Results and Discussion
Results
In this work, achiral methacrylate monomer bearing
4,4’-dialkoxyazobenzene (mesogen) with a flexible hexamethylene linker,
AzoMA (Scheme 1 and Figure S1) and the corresponding vinylpolymers,
PMMAzo, were prepared by the reversible addition-fragmentation
chain-transfer (RAFT) polymerization (Figure S2) in line with our
previous works.16 Synthesis of AzoMA, PMMAzo, CTA,
CABu, and D-/L-Glu were described in experimental
section.27 All CTA, CABu, and D-/L-Glu were readily
soluble in common organic solvents.
The values of M n and Đ of PMMAzo were
controlled by molar ratios of AzoMA to 4-cyanopentanoic acid
dithiobenzoate (CPADB) as chain transfer agent.
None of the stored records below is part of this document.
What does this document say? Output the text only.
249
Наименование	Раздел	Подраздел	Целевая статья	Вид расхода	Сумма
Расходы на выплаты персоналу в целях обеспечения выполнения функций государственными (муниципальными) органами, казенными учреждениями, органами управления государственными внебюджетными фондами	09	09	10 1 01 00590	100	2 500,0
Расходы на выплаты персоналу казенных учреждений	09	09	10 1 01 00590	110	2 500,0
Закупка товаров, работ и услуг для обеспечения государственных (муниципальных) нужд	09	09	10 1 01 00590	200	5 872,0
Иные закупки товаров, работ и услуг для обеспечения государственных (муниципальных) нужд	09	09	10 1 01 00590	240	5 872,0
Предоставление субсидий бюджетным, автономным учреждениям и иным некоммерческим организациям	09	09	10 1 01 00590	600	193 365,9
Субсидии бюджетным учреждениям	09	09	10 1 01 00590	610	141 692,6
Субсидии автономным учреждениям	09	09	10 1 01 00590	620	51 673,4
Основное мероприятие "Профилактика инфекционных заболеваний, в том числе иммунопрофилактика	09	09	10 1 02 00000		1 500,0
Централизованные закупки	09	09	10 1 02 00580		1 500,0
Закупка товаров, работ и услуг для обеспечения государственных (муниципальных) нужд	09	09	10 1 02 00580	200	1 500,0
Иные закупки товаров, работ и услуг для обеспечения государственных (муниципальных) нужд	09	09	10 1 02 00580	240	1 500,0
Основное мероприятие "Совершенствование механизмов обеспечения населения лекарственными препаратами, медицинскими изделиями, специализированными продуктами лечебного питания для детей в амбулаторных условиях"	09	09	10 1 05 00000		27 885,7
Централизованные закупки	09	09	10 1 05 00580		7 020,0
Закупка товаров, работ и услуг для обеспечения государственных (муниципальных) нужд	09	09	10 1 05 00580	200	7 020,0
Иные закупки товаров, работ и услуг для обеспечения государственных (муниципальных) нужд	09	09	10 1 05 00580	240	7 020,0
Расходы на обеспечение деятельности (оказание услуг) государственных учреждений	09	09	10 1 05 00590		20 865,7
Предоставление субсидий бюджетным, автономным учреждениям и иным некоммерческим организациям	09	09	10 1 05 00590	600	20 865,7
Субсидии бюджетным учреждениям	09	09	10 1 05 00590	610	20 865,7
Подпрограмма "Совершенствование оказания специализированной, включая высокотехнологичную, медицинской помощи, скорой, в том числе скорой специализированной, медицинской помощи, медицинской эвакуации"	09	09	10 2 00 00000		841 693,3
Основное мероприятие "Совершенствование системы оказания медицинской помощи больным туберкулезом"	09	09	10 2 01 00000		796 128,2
The effects of thermal
annealing time, ratios of the chirality/helicity transferable
scaffoldings to PMMAzo, and the M n and Đvalues of PMMAzo affecting the magnitudes and sign in normalized
CD-to-UV-vis signals at CD extremum known as Kuhn’s dissymmetry ratio,g CD at the first Cotton band around 350–400 nm,
as chiroptical probes to evaluate the degree of ordered supramolecular
mesogens were investigated, as summarized in Table 1.
Scheme 1 A schematic illustration of the preparation of chiral
PMMAzo film by mixed with cellulose derivatives.